Results: The results of Fourier transformed infrared spectroscopy showed that the gene transcription activity and energy states of dendritic cells were specifically suppressed by tumor cells (P < 0.05 or 0.01). The expression levels of NF-kappa B (NF-κB) in dendritic cells were also specifically inhibited by tumor-derived factors (P < 0.05 or 0.01). Moreover, the ratios of absorption intensities of Fourier transformed infrared spectroscopy at given wave numbers were closely correlated with the expression levels of NF-κB (R2:0.69 and R2:0.81, respectively).
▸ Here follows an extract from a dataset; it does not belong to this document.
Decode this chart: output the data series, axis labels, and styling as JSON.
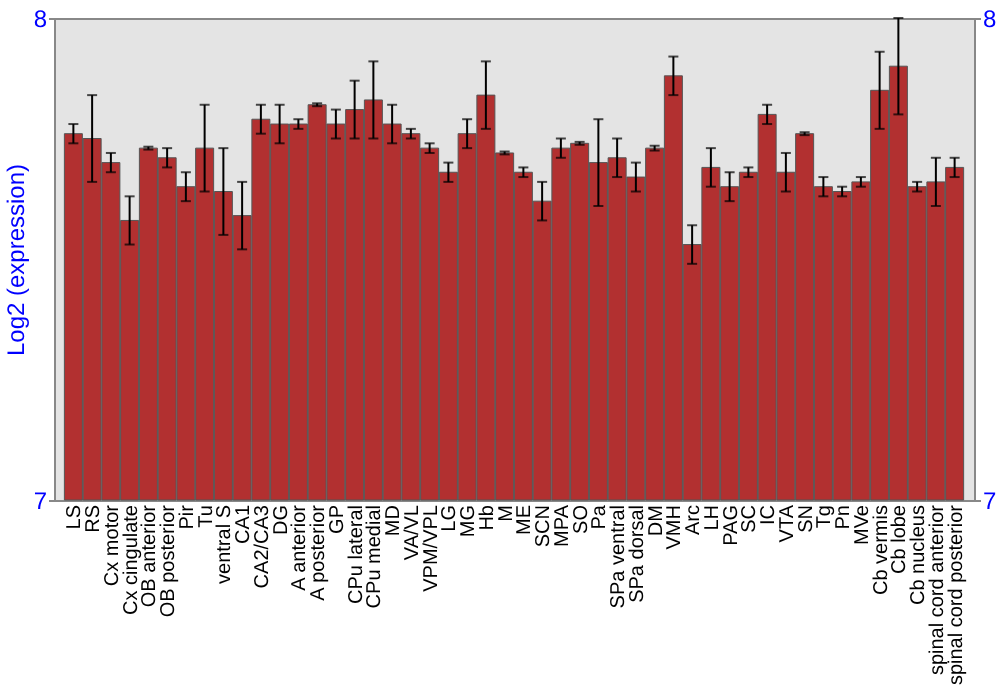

Conclusion: Our results confirmed that the ratios of absorption intensities of Fourier transformed infrared spectroscopy at given wave numbers were positively correlated with the expression levels of NF-κB, suggesting that Fourier transformed infrared spectroscopy technology could be clinically applied to identify the functional states of dendritic cell when performing dendritic cell-based vaccination. It's significant for the simplification and standardization of dendritic cell-based vaccination clinical preparation protocols.

Figure 1

The schematic diagram of infrared spectrum of the contents of lipids and proteins in cells. Cells were adjusted to 2 × 10⁶/ml and washed twice with 0.9% NaCl in 1000 RPM centrifugation for 6 min. The supernatant was removed by centrifugation. The cells were transferred to the CaF₂ crystals at 37°C and left to stand for about 10 min. The water in the cell suspension was evaporated, until the formation of 2 ~ 3 mm film in the window. The crystals were fixed in the sample holder and covered with another CaF₂ crystal. To measure the background spectrum of a blank group, before each sample measurement by Infrared Spectrometer (ENXUS-470 FT-IR), blank control with 0.9% NaCl was used in the detection of infrared absorption spectra. The parameters of measurement were the scanning range of 400 ~ 4000 cm^-1, the resolution of 8 cm^-1, scanning the stack up to 256 times. The data analyses were performed using OMNIC6.0 software. All the spectra were subtracted blank control, and Fourier self-deconvolution, broadband = 56.4, sensitivity enhancement factor = 2.6, in deconvolution spectrum.

Figure 2

The expression levels of RelB in DCs under different conditioned microenvironments. Cells were lysed with RIPA buffer (20 mM sodium phosphate, pH 7.4, 150 mM sodium chloride, 1% Triton X-100, 5 mM EDTA, 200 μM phenymethylsulfonyl fluoride, 1 μg/ml aprotinin, 5 μg/ml leupeptin, 1 μg/ml pepstatin and 500 μM Na₃VO₄). The protein extracts were electrophoresed on 12% ~ 14% SDS-polyacrylamide gel and transferred onto a nitrocellulose membrane (Invitrogen, USA). After blocking with 5% BSA in 0.1% Tween 20 in PBS, membranes were probed with primary antibodies. Anti-RelB and anti-β-actin antibodies (Sigma) were diluted in blocking buffer and incubated with the blots overnight at 4°C. The bound primary antibodies were probed with a 1:2000 diluted secondary antibody (goat anti-human IgG-HRP antibody) and visualized by the ECL chemiluminescence system (Amersham, USA). The gray values of proteins were measured by Image J (1.45). The expression levels of proteins were normalized to those of corresponding β-actin. Compared with DCs: ^*P < 0.05 or ^**P < 0.01.

Figure 3

Analyses of linear regression of the activities gene transcription and the expression levels of NF-κB. A. imDCs (R²: 0.69), B. mDCs (R²: 0.81).